Outbreaks of "vampires" were often associated with times when people were dying from causes that could not be explained with the science of the time — like a pandemic or a mass poisoning, he said.
"These 'vampires' start to hunt and kill family members first, then the neighbors, and then all the other village. This is the classical pattern of a disease that is contagious," he said.
Borrini discovered the remains of a woman in Venice who died in the 16th-century, which he showed through careful scientific examination was a "vampire" burial site.
The remains were found in a mass grave filled in with victims of the plague. This body had a stone placed carefully in its mouth.

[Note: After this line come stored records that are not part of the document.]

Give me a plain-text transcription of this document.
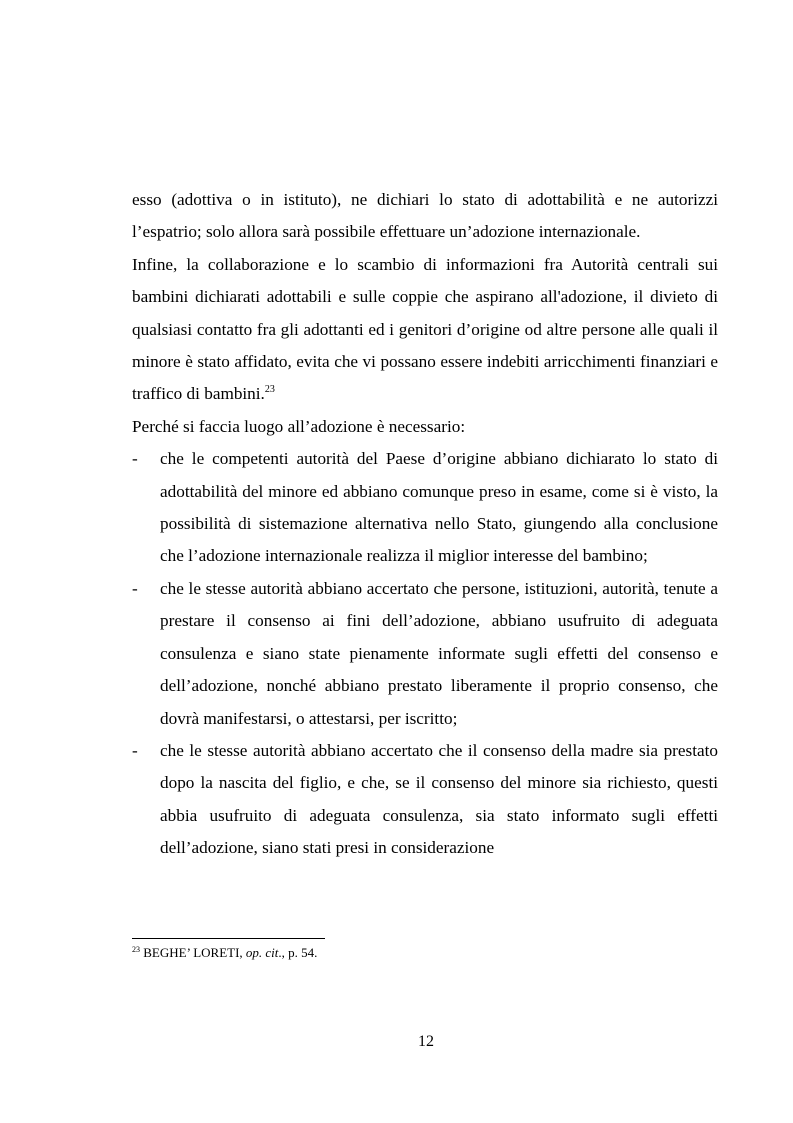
esso (adottiva o in istituto), ne dichiari lo stato di adottabilità e ne autorizzi l’espatrio; solo allora sarà possibile effettuare un’adozione internazionale.

Infine, la collaborazione e lo scambio di informazioni fra Autorità centrali sui bambini dichiarati adottabili e sulle coppie che aspirano all'adozione, il divieto di qualsiasi contatto fra gli adottanti ed i genitori d’origine od altre persone alle quali il minore è stato affidato, evita che vi possano essere indebiti arricchimenti finanziari e traffico di bambini.$^{23}$

Perché si faccia luogo all’adozione è necessario:

- che le competenti autorità del Paese d’origine abbiano dichiarato lo stato di adottabilità del minore ed abbiano comunque preso in esame, come si è visto, la possibilità di sistemazione alternativa nello Stato, giungendo alla conclusione che l’adozione internazionale realizza il miglior interesse del bambino;
- che le stesse autorità abbiano accertato che persone, istituzioni, autorità, tenute a prestare il consenso ai fini dell’adozione, abbiano usufruito di adeguata consulenza e siano state pienamente informate sugli effetti del consenso e dell’adozione, nonché abbiano prestato liberamente il proprio consenso, che dovrà manifestarsi, o attestarsi, per iscritto;
- che le stesse autorità abbiano accertato che il consenso della madre sia prestato dopo la nascita del figlio, e che, se il consenso del minore sia richiesto, questi abbia usufruito di adeguata consulenza, sia stato informato sugli effetti dell’adozione, siano stati presi in considerazione
$^{23}$ BEGHE’ LORETI, op. cit., p. 54.
12
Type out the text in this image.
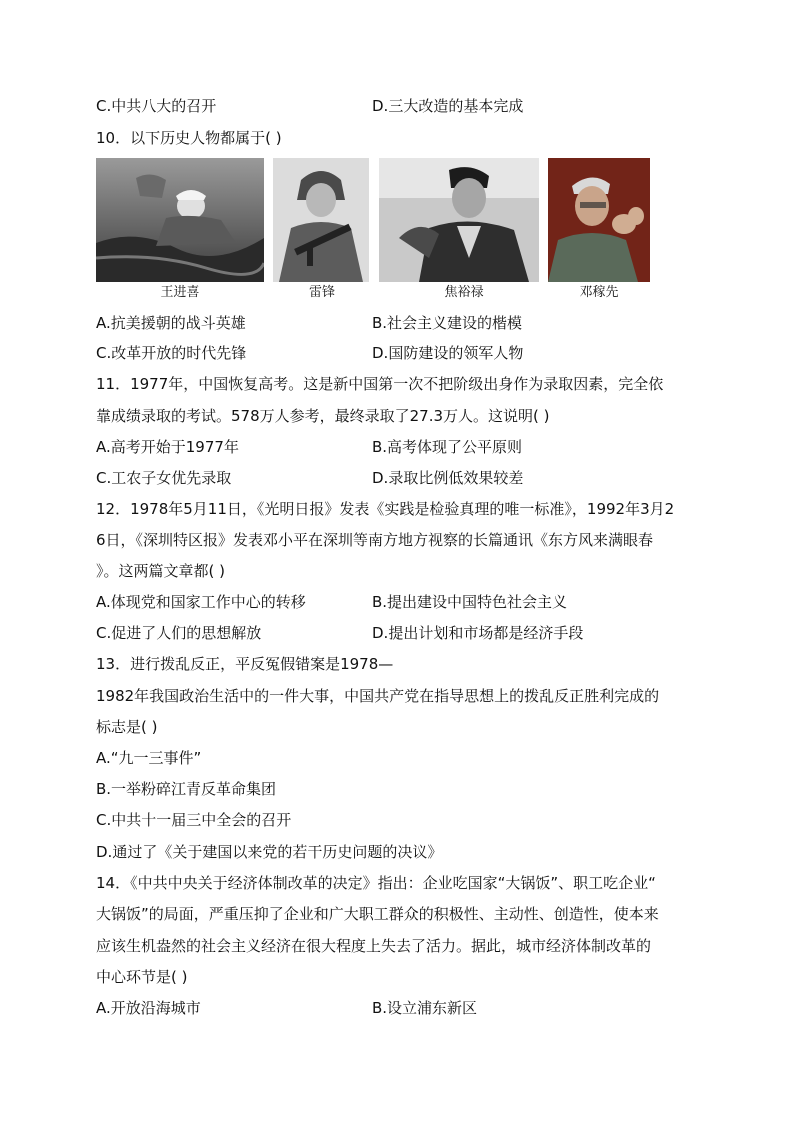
C.中共八大的召开	D.三大改造的基本完成
10．以下历史人物都属于( )
王进喜	雷锋	焦裕禄	邓稼先
A.抗美援朝的战斗英雄	B.社会主义建设的楷模
C.改革开放的时代先锋	D.国防建设的领军人物
11．1977年，中国恢复高考。这是新中国第一次不把阶级出身作为录取因素，完全依
靠成绩录取的考试。578万人参考，最终录取了27.3万人。这说明( )
A.高考开始于1977年	B.高考体现了公平原则
C.工农子女优先录取	D.录取比例低效果较差
12．1978年5月11日，《光明日报》发表《实践是检验真理的唯一标准》，1992年3月2
6日，《深圳特区报》发表邓小平在深圳等南方地方视察的长篇通讯《东方风来满眼春
》。这两篇文章都( )
A.体现党和国家工作中心的转移	B.提出建设中国特色社会主义
C.促进了人们的思想解放	D.提出计划和市场都是经济手段
13．进行拨乱反正，平反冤假错案是1978—
1982年我国政治生活中的一件大事，中国共产党在指导思想上的拨乱反正胜利完成的
标志是( )
A.“九一三事件”
B.一举粉碎江青反革命集团
C.中共十一届三中全会的召开
D.通过了《关于建国以来党的若干历史问题的决议》
14．《中共中央关于经济体制改革的决定》指出：企业吃国家“大锅饭”、职工吃企业“
大锅饭”的局面，严重压抑了企业和广大职工群众的积极性、主动性、创造性，使本来
应该生机盎然的社会主义经济在很大程度上失去了活力。据此，城市经济体制改革的
中心环节是( )
A.开放沿海城市	B.设立浦东新区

The belief at the time was that people could become Nachzehrers, vampires that chewed through their shrouds and rose from the dead to bite the living and spread the plague around, he said.
Later on, as the lore evolved, people believed that vampires were rising from the dead and strangling people the night. Borrini said this may be a way to explain the chest pain caused by the leading cause of death in Europe at the time: tuberculosis.
It's only in Victorian times that vampires were said to bite the neck and suck the blood, a trope that was used in books at the time as a "sort of metaphor of sex," said Borrini.
A 'vampire' or a common revenant?
Borrini said more research is needed to confirm this was the burial of someone suspected to be a vampire.
There were many superstitions surrounding death in Europe at that time, and not all of them had to do with vampires, he said. Bodies have been found locked into their final resting place, nailed to the bottom of the grave, with stones weighing down their feet, or with thorns of roses on their graves.
These were all ways to keep the body from rising up that didn't necessarily have to do with vampirism, he said.
The sickle could mean something completely different. For instance, a 2015 paper looking at remains buried in Poland with sickles around various parts of the body reviewed cases in which historians suggested that the tools, used in agriculture, could be a sign of social status.
Bodies that were clearly thought at risk of being vampires have been found with stakes through their heart, beheaded, burned, or with stones in the mouth, Borrini said.
"The fact that the feet were locked in the graves is something well known, not necessarily for vampires, but for all the situations in which we had the fear that the person was coming back," he said.